The Indian Railways has decided not to restart water vending machines (WVMs) at railway stations which are closed since Covid induced lockdown.

On May 1, Chairman and CEO of Railway Board VK Tripathi confirmed that the railways would not restart the WVMs. This will be a setback for the thirsty passengers, especially in this atrocious summer heat as cheap water will not be available for passengers. There are 80 WVMs on the Central Railway and over 50 on the Western Railway stations across Mumbai. Of these, 60 – 36 on CR and 24 on WR stations – aren’t in a working condition.

The railways now claim the WVMs to be a failed scheme. Henceforth none of these will be available for the public, who would be left with no option but to buy 1 litre bottled water at Rs 15. “At this point of time the provision of water vending machine will not resume. Water is available at railway stations only at our drinking water taps,” said Tripathi.

The WVMs would sell water at Re 1 and refill the empty bottles of the passengers for Rs 5, which was cheaper than the bottled water sold under Rail Neer brand at stations.
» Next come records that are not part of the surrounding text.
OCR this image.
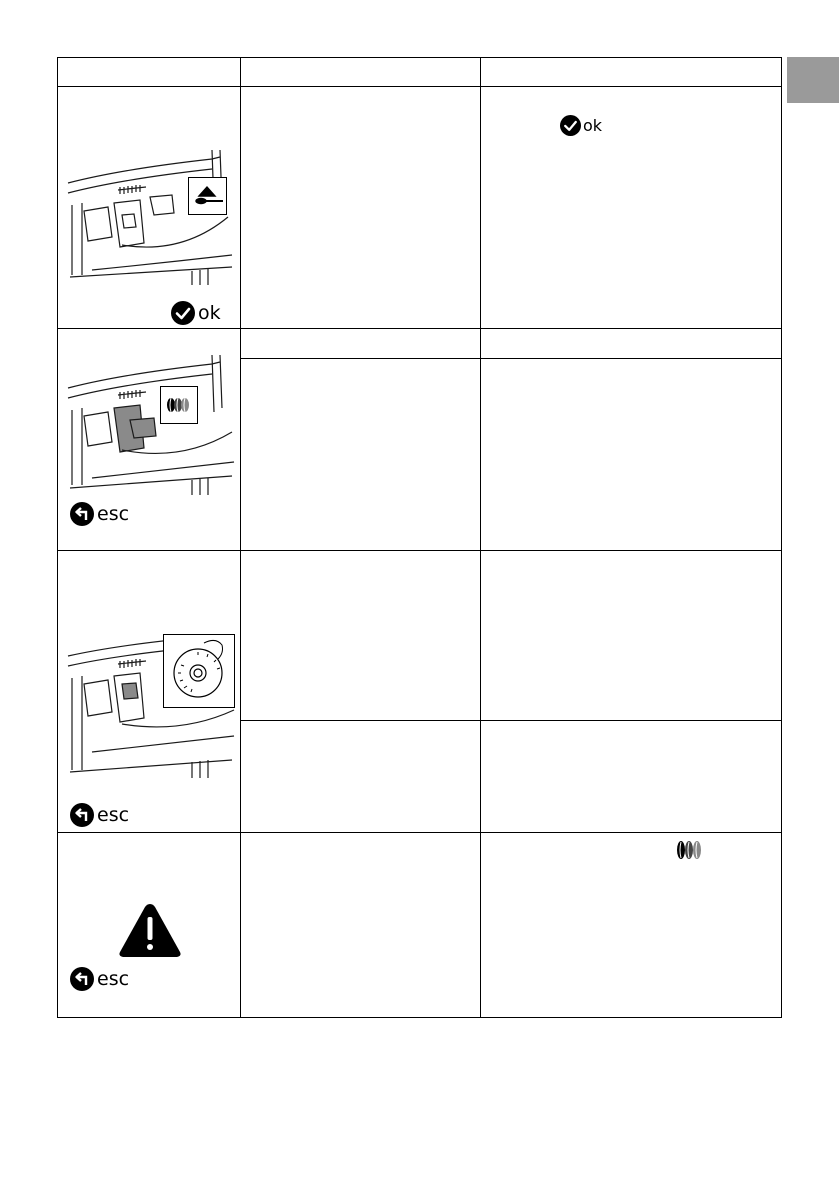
ok
ok
esc
esc
esc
These WVMs have been shut for over two years now and disputes with contractors are also reported. In March this year, the WR and the CR authorities had claimed that they would be replacing the non-functional WVMs which now seems impossible. The railway passenger associations claim that this is an excuse to pave the way for marketing the Rail Neer water bottles. “The availability of WVMs was a good way of providing clean water to the public. The decision to shut WVMs will only benefit the canteen and food stalls. It needs to be withdrawn," said Subhash Gupta, president, Rail Yatri Sangh. The IRCTC produces 14,500 cartons of packaged drinking water with each containing 12 bottles of 1 litre each.

All these are supplied and distributed to static unit owners. These are produced at Ambernath plant from where they are distributed. The WVMs were introduced by the IRCTC but now have ‘Out of Order’ notices pasted on them.